(CN) - A black man convicted of two murders and sentenced to death in 1989 can seek a new trial because the prosecution excluded a black prospective juror, the Ninth Circuit ruled.
After a California jury convicted Steven Crittenden, he filed a federal habeas petition, arguing that a prospective juror, nonparty Manzanita Casey, was excluded because she is black, in violation of the Equal Protection Clause of the 14th Amendment.
The prosecutor claimed that he gave Casey the most unfavorable rating, XXXX, because she opposed the death penalty, and that he chose jurors "who had something to lose in society, who might be victims of crime, solid citizens, preferably well educated," according to court records.
But Crittenden argued that Casey was a "solid member of the . . . community in terms of age, family composition, employment, length of residence, and so forth," the prosecutor examined her longer than other jurors, and the same prosecutor struck the only black prospective juror in a similar case, court filings show.
An Eastern California district court first denied the petition, finding that the prosecutor would have cut Casey even if race had played no role, since she was against the death penalty. But the lower court later granted the petition on remand, finding the prosecutor was substantially motivated by race.
The district court held that a comparison of Casey and the only other potential juror rated XXXX, Lois Smith, demonstrated the prosecutor's racial bias.
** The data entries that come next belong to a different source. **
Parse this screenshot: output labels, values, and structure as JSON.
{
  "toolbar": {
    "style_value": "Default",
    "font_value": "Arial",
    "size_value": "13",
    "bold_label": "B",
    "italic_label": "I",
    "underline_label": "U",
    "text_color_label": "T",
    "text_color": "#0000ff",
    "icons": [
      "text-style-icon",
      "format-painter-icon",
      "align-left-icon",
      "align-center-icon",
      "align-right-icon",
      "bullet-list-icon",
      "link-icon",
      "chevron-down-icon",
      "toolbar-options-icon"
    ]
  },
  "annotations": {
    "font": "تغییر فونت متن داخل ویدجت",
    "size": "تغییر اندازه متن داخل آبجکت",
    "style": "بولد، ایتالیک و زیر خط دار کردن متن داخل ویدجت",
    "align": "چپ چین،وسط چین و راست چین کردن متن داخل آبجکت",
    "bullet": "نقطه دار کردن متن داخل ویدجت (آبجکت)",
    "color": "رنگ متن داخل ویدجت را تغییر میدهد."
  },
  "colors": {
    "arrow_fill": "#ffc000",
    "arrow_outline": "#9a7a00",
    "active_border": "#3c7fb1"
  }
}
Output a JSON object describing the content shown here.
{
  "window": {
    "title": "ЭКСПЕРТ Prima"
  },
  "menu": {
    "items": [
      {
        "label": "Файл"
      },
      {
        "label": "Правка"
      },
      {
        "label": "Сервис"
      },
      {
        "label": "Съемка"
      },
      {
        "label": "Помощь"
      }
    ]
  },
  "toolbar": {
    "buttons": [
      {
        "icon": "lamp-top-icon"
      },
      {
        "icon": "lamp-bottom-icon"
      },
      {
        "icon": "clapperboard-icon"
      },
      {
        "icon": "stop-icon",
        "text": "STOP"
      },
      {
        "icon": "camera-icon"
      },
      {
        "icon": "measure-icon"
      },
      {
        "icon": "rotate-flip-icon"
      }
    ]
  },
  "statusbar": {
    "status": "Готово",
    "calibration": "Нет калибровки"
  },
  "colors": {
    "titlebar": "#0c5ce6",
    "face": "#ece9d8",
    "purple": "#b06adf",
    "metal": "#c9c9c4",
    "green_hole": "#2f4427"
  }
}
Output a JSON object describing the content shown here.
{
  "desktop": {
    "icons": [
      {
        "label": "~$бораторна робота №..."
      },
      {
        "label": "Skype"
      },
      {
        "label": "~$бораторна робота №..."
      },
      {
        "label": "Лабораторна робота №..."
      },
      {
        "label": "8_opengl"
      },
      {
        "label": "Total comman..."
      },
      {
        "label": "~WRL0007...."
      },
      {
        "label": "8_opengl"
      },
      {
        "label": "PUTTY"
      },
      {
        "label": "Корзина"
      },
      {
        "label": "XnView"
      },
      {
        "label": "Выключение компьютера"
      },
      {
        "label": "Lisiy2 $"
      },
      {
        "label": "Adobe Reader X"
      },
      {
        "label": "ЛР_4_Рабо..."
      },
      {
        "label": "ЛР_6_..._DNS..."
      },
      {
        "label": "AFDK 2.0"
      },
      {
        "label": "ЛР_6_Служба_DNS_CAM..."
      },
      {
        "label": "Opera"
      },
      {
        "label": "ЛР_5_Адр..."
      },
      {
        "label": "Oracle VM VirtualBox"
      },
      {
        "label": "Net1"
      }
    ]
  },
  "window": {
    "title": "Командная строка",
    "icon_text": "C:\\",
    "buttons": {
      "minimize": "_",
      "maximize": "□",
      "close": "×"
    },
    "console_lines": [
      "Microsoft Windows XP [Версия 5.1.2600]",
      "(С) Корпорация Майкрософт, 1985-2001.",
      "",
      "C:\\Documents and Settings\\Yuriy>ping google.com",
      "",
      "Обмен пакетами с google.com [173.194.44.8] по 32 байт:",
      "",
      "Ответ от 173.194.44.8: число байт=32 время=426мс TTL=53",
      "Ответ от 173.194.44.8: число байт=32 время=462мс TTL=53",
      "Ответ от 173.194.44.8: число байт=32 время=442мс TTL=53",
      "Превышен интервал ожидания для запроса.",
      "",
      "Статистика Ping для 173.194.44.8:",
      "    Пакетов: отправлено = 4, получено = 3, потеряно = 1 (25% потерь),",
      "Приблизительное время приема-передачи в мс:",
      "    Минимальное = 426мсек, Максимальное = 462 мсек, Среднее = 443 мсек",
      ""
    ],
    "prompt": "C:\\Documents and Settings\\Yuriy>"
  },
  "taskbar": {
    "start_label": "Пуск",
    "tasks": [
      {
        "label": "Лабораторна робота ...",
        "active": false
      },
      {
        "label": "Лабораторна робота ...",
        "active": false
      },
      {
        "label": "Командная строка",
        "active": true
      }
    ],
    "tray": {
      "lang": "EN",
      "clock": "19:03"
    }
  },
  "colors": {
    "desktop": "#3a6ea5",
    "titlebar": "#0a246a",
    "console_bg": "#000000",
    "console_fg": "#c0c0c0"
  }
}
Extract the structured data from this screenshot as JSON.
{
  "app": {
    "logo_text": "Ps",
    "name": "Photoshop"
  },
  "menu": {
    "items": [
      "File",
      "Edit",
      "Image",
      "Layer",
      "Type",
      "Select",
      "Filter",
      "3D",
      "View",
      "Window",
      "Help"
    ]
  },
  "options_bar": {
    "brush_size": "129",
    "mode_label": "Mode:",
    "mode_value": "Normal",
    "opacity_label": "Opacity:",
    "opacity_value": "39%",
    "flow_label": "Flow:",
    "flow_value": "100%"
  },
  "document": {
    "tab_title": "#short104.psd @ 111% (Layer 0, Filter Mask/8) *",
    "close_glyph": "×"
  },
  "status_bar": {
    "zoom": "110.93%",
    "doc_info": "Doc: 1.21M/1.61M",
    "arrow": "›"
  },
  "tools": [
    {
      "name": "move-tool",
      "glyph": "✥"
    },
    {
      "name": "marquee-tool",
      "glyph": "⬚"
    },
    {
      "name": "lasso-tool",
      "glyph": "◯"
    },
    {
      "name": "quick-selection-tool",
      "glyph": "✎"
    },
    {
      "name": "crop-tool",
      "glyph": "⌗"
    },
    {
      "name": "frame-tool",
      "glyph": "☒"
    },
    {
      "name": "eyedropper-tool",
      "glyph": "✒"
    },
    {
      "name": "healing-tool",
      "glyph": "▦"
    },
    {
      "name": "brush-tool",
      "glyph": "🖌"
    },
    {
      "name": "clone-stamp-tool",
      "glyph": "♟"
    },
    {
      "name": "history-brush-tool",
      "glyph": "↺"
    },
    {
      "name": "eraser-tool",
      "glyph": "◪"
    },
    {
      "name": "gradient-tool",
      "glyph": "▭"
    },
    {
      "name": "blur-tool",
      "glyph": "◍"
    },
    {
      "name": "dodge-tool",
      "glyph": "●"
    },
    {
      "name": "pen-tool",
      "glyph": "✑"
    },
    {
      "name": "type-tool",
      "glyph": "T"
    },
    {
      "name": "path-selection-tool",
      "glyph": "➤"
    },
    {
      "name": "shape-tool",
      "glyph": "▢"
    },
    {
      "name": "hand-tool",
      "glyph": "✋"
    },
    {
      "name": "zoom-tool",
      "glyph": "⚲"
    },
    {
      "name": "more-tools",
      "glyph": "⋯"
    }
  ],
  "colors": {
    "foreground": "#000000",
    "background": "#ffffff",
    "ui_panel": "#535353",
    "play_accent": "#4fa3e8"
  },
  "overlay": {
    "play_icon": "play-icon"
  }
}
Smith said she would be "extra cautious" in Crittenden's case, based on her white husband's wrongful implication in a crime wherein the suspect was black, according to the Ninth Circuit ruling.
The lower court found that the prosecutor should have noted Smith's statement, as "a key element of [the] evidence against [Crittenden] at trial was that eye witnesses had seen a black man matching [Crittenden's] description near the victims' home when the murders occurred," court records show.
Casey, on the other hand, was a "model prosecution juror according to [the prosecutor's] own criteria," the district court ruled, noting that she had been married for 42 years, lived in the same home for 17 years, went to church, and was concerned about drugs and street gangs.
The state appealed, but a divided panel of the Ninth Circuit upheld the lower court's ruling Monday.
"Although Casey opposed the death penalty, she repeatedly affirmed that her opposition would not prohibit her from following the court's instructions, applying the proper standard of proof or voting to impose the death penalty," Judge Raymond Fisher wrote for the majority of a divided three-judge panel.
The San Francisco-based appeals court found that the comparison of Casey and Smith shows racial bias.
"Although Casey and Smith both expressed opposition to and reservations about imposing the death penalty, the voir dire transcripts support the court's conclusion that Smith was the worse juror for the prosecution," Fisher wrote. "Smith arguably expressed stronger opposition to the death penalty than did Casey - she said she found the prospect of serving on a jury in a death penalty case 'horrifying' - and recounted a 'horrendous' experience with law enforcement caused by mistaken eyewitness identification." (Emphasis in original.)
Judge M. Margaret McKeown dissented, holding that the prosecutor was not racially driven.
"In observing voir dire, the trial judge characterized potential juror Manzanita Casey as 'indecisive' and noted that she 'couldn't decide whether or not she would be able to follow the law,'" McKeown wrote. "He presciently observed that a '[People v.] Wheeler motion would be inappropriate.' Striking a juror who is a death penalty 'wobbler' is hardly a basis to impute purposeful discrimination to the prosecutor." (Emphasis in original.)
Mark Goldrosen, one of Crittenden's attorneys, told Courthouse News that they are "very pleased" with Monday's ruling.
"We have long believed that Mr. Crittenden's trial was tainted by the improper exclusion of the sole African-American juror in the panel, as now recognized by the Ninth Circuit," Goldrosen said.
The government has not returned a request for comment.